Russia’s case against Ukraine for repayment of a $3 billion loan will begin in London on Tuesday 17 January.
Commenting ahead of the case, Sarah-Jayne Clifton, Director of the Jubilee Debt Campaign said:
“An urgent audit of Ukraine’s debt is needed to establish where the debts have come from, where the money has gone, and how much of it is from illegitimate or odious loans which should not be repaid at all. A fair resolution to Ukraine’s debt crisis would then involve all of Ukraine’s creditors taking part in a restructuring to get remaining debt payments down to a level consistent with meeting the basic needs of the Ukrainian population.
Sarah-Jayne Clifton continued:
“Russia should not be trying to dodge a debt restructuring process, but neither should other creditors such as the World Bank. From Argentina’s debt crisis to Greece and Mozambique and now Ukraine, it is clear the global system for dealing with debt crises is repeatedly failing. A fair and transparent international bankruptcy process for countries is the only way to break the rule of powerful creditors over countries in debt crisis.”
“The fact that this case between two States is being heard by the British High Court highlights the lack of a fair international system for resolving sovereign debt crises. Forty per cent of internationally-owed bonds are issued under English law, giving the British legal system significant power over the sovereign financial affairs of other states. Meanwhile the UK government has been actively blocking attempts to create a fair and transparent multilateral debt resolution process that is independent from lenders and borrowers.”
Ukraine defaulted on the loan in December 2015 after Russia refused to accept the 20% reduction in the size of the debt agreed with other Ukrainian bondholders. The case will be heard at the High Court in London as the bond was issued under English law.

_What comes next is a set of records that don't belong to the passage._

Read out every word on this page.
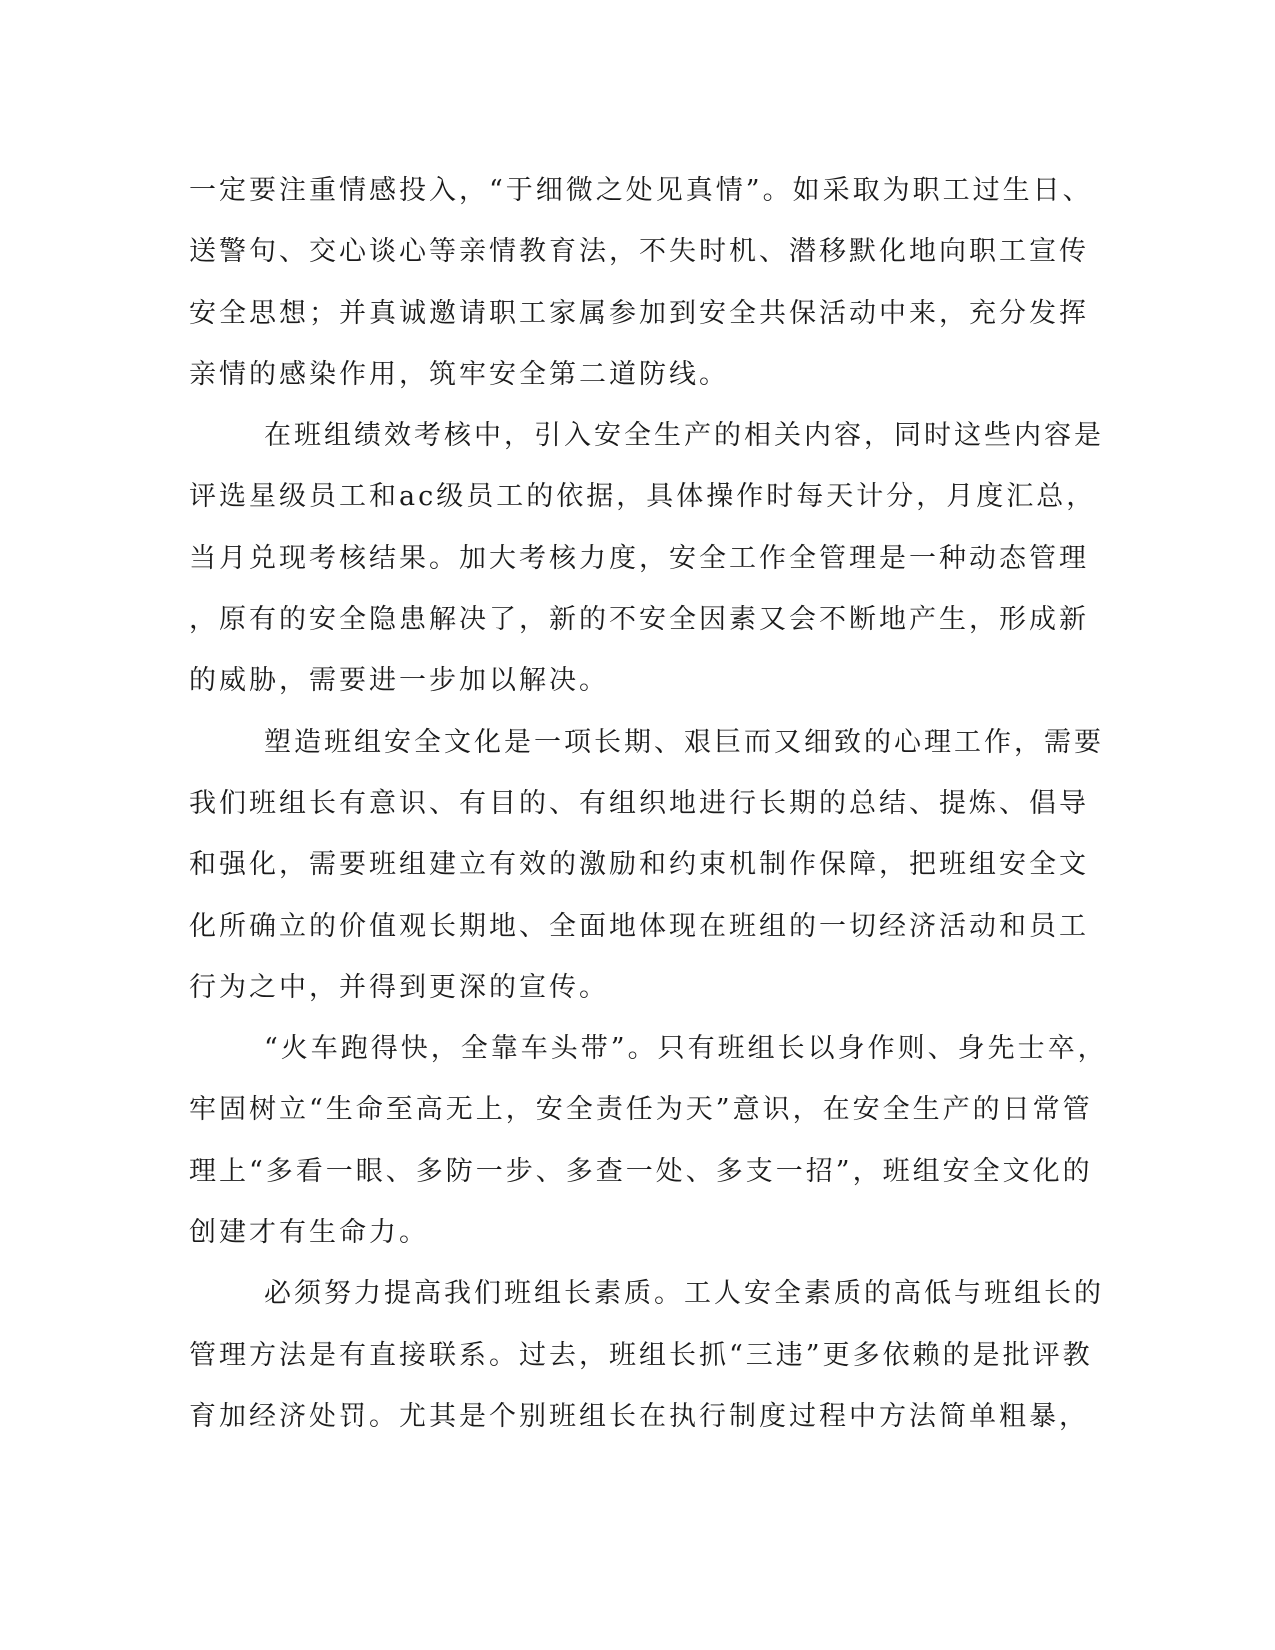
一定要注重情感投入，“于细微之处见真情”。如采取为职工过生日、
送警句、交心谈心等亲情教育法，不失时机、潜移默化地向职工宣传
安全思想；并真诚邀请职工家属参加到安全共保活动中来，充分发挥
亲情的感染作用，筑牢安全第二道防线。
在班组绩效考核中，引入安全生产的相关内容，同时这些内容是
评选星级员工和ac级员工的依据，具体操作时每天计分，月度汇总，
当月兑现考核结果。加大考核力度，安全工作全管理是一种动态管理
，原有的安全隐患解决了，新的不安全因素又会不断地产生，形成新
的威胁，需要进一步加以解决。
塑造班组安全文化是一项长期、艰巨而又细致的心理工作，需要
我们班组长有意识、有目的、有组织地进行长期的总结、提炼、倡导
和强化，需要班组建立有效的激励和约束机制作保障，把班组安全文
化所确立的价值观长期地、全面地体现在班组的一切经济活动和员工
行为之中，并得到更深的宣传。
“火车跑得快，全靠车头带”。只有班组长以身作则、身先士卒，
牢固树立“生命至高无上，安全责任为天”意识，在安全生产的日常管
理上“多看一眼、多防一步、多查一处、多支一招”，班组安全文化的
创建才有生命力。
必须努力提高我们班组长素质。工人安全素质的高低与班组长的
管理方法是有直接联系。过去，班组长抓“三违”更多依赖的是批评教
育加经济处罚。尤其是个别班组长在执行制度过程中方法简单粗暴，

In September 2015, the UN General Assembly voted to adopt new principles on debt restructuring, including that “Creditors have the right to receive the same proportionate treatment in accordance with their credit and its characteristics.” While both Russia and Ukraine voted in favour of these principles, the US and UK were two of just six countries which voted against them.
The original $3 billion loan from Russia was given to the government of Victor Yanukovych in 2012 at a time when Ukraine was considering signing a trade agreement with the EU. Yanukovych and his associates have faced corruption allegations since his removal from power in 2014. However, Russia is not the only creditor which is avoiding restructuring Ukraine’s debt. For example, the World Bank has not restructured any of the $5.6 billion it is owed.
Ukraine is currently only able to make debt payments because of being lent $17 billion by the IMF between November 2015 and October 2019, the same bailing out of other creditors by the IMF as happened in Greece’s debt crisis after 2010. Conditions of the IMF loans include closing 5% of schools, increasing energy prices by between 240% and 425%, an increase in court fees and privatisation of several state owned companies.